Blank 2nd row, 5 in 3rd and 4th: 44
blank 2nd row, 1 above, 4 below: 28+16+16+28=88
blank 2nd row, 2 above, 9+12+9+20=50
blank 2nd row, 3 above, 11x4=44
blank 2nd row, 4 above is counted
so, blank second row gives 226

total with a blank row or a column but not both is then 298x4= ~1192

So now we only need to find the possible sets of 9 with no blank row or column, in a 4x4 area.

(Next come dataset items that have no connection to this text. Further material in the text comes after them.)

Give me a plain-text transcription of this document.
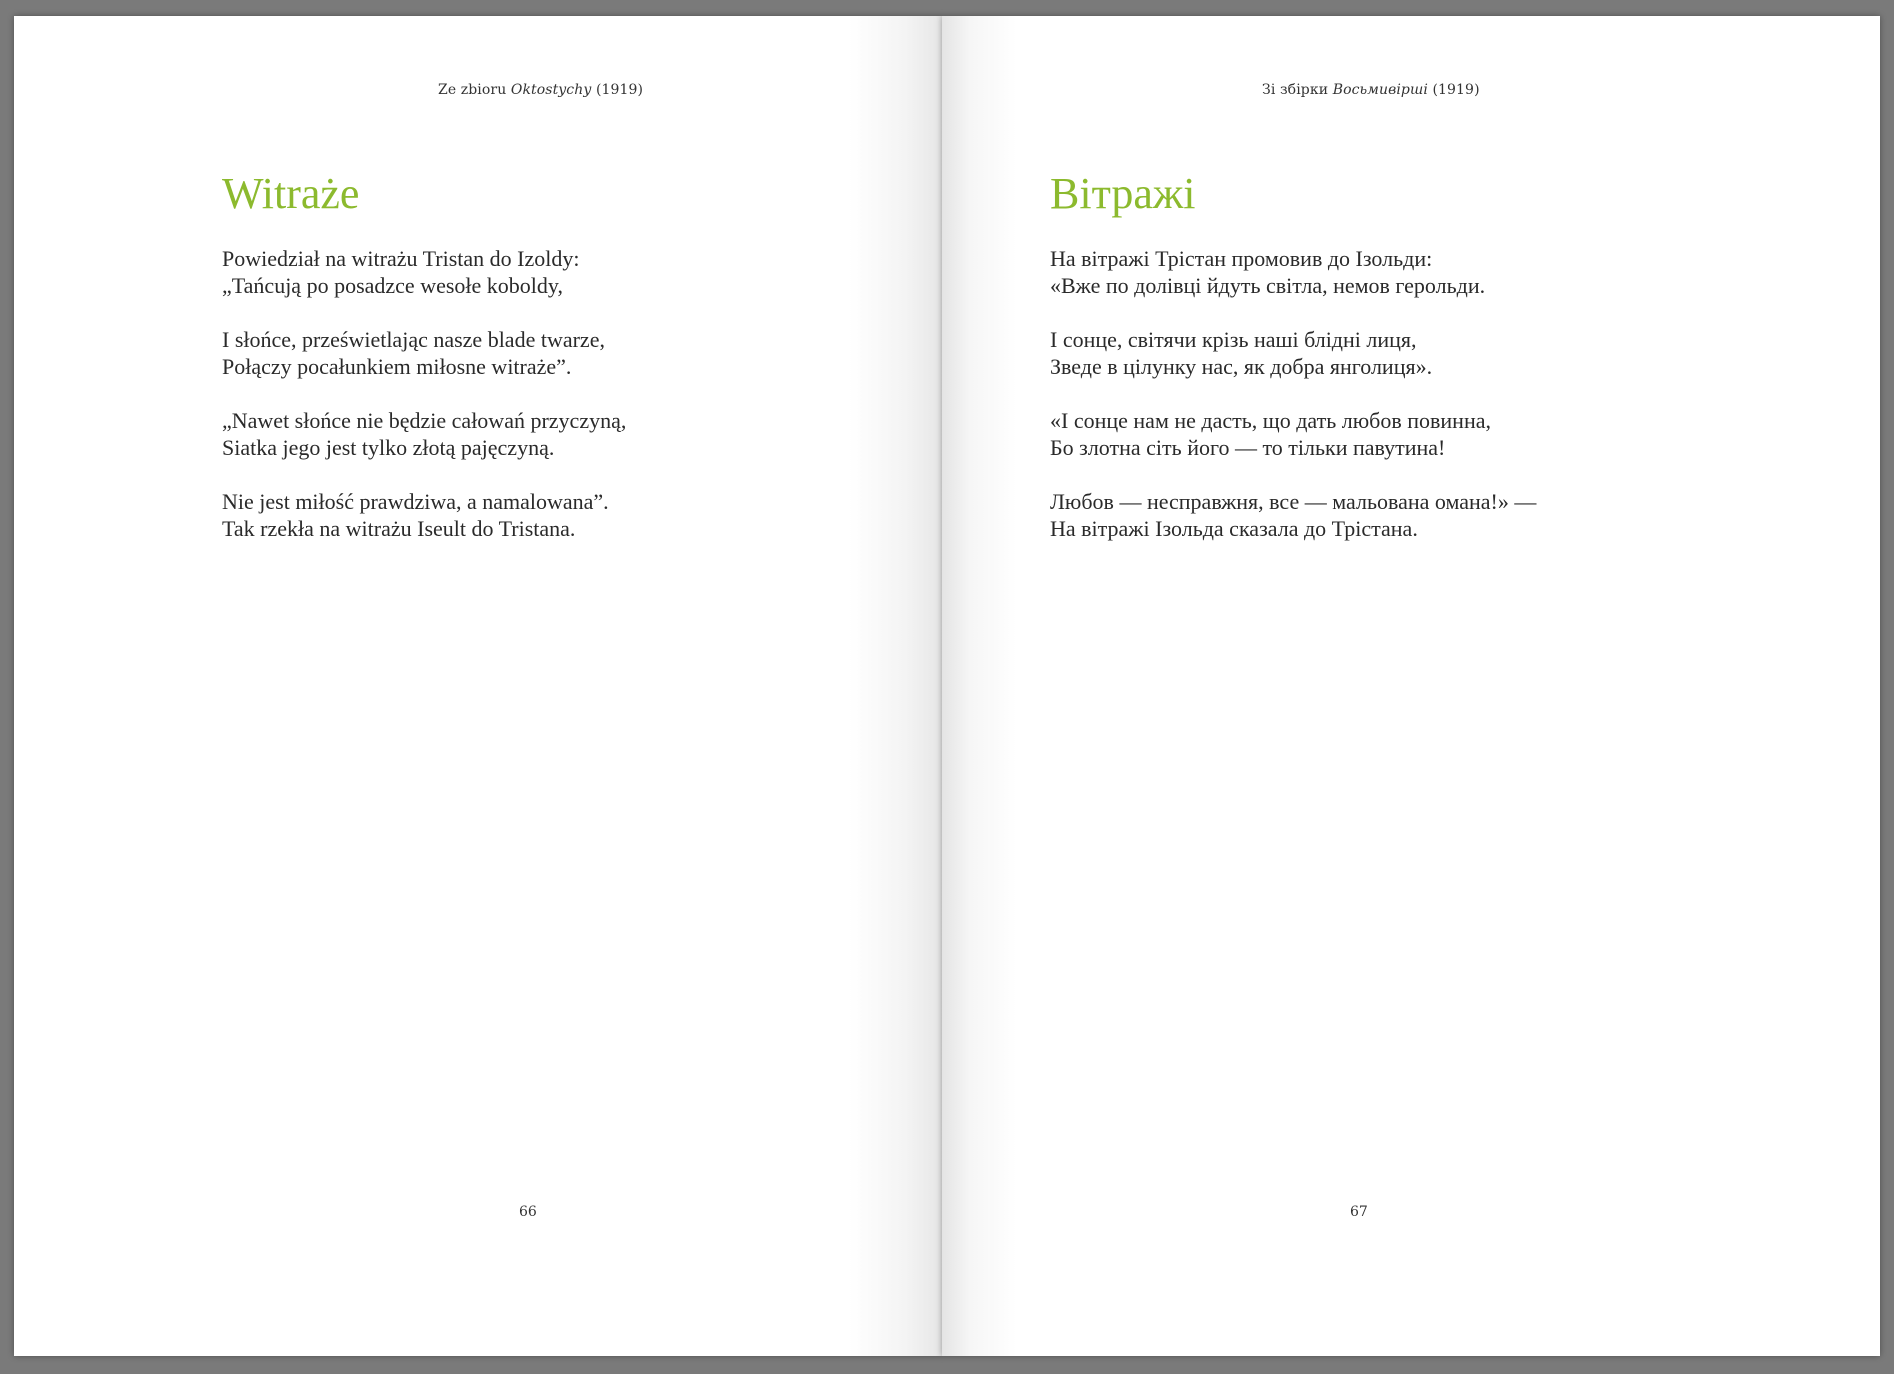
Ze zbioru Oktostychy (1919)
Witraże

Powiedział na witrażu Tristan do Izoldy:
„Tańcują po posadzce wesołe koboldy,

I słońce, prześwietlając nasze blade twarze,
Połączy pocałunkiem miłosne witraże”.

„Nawet słońce nie będzie całowań przyczyną,
Siatka jego jest tylko złotą pajęczyną.

Nie jest miłość prawdziwa, a namalowana”.
Tak rzekła na witrażu Iseult do Tristana.

66
Зі збірки Восьмивірші (1919)
Вітражі

На вітражі Трістан промовив до Ізольди:
«Вже по долівці йдуть світла, немов герольди.

І сонце, світячи крізь наші блідні лиця,
Зведе в цілунку нас, як добра янголиця».

«І сонце нам не дасть, що дать любов повинна,
Бо злотна сіть його — то тільки павутина!

Любов — несправжня, все — мальована омана!» —
На вітражі Ізольда сказала до Трістана.

67
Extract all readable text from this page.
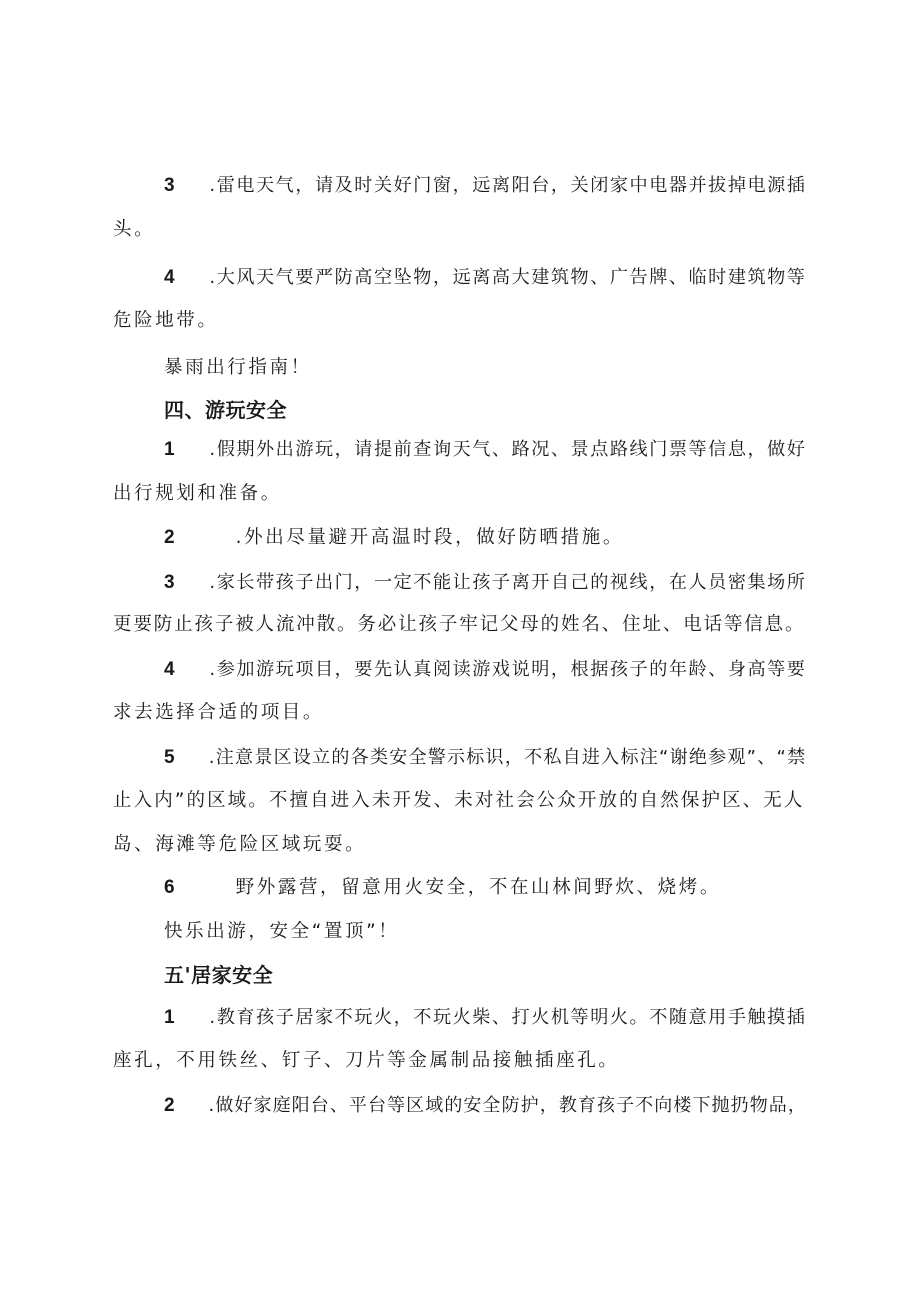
3 .雷电天气，请及时关好门窗，远离阳台，关闭家中电器并拔掉电源插
头。
4 .大风天气要严防高空坠物，远离高大建筑物、广告牌、临时建筑物等
危险地带。
暴雨出行指南！
四、游玩安全
1 .假期外出游玩，请提前查询天气、路况、景点路线门票等信息，做好
出行规划和准备。
2	.外出尽量避开高温时段，做好防晒措施。
3 .家长带孩子出门，一定不能让孩子离开自己的视线，在人员密集场所
更要防止孩子被人流冲散。务必让孩子牢记父母的姓名、住址、电话等信息。
4 .参加游玩项目，要先认真阅读游戏说明，根据孩子的年龄、身高等要
求去选择合适的项目。
5 .注意景区设立的各类安全警示标识，不私自进入标注“谢绝参观”、“禁
止入内”的区域。不擅自进入未开发、未对社会公众开放的自然保护区、无人
岛、海滩等危险区域玩耍。
6	野外露营，留意用火安全，不在山林间野炊、烧烤。
快乐出游，安全“置顶”！
五'居家安全
1 .教育孩子居家不玩火，不玩火柴、打火机等明火。不随意用手触摸插
座孔，不用铁丝、钉子、刀片等金属制品接触插座孔。
2 .做好家庭阳台、平台等区域的安全防护，教育孩子不向楼下抛扔物品，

With a 3x2 section (can go in 6 places), placing 3 more around it without completing a row or column, gives 4x4+2x13=42. so with a 2x3 section must also be 42. 12 of these have both 2x3 and 3x2 so we've counted them twice. 42+42-12=72

With a 3 row, then an adjacent but displaced 3 row, but without creating any of the above: 4 for top row, so 16 for top and bottom, mirrored.13 for middle row, so 26 for mirrored: 16+26=42

We can now try and list all the shapes which have none of the above formations.

With a ring: 8
With a part-ring (missing a side): 8+8=16
With a part ring (missing a corner): 8+40+24=72
ring missing side and corner: 4+24=28
Claw: 4
Cup: 8
b3t3b2b1: 4
b2b3t3t1: 2

Thats all I can find, so 142+42+72=~256

If that's right, 272+1192+256=1720 formations within a 4x4 square, of which there are 9 in a beginner board: ~~15480~~

So, our running total is 26108, with a fairly small but very hard to find set remaining to count.

I wrote a program to find single-click boards, and there are only apparently 17955... but of course I could be wrong

Doing it a case-by-case way, it's very easy to count ones twice.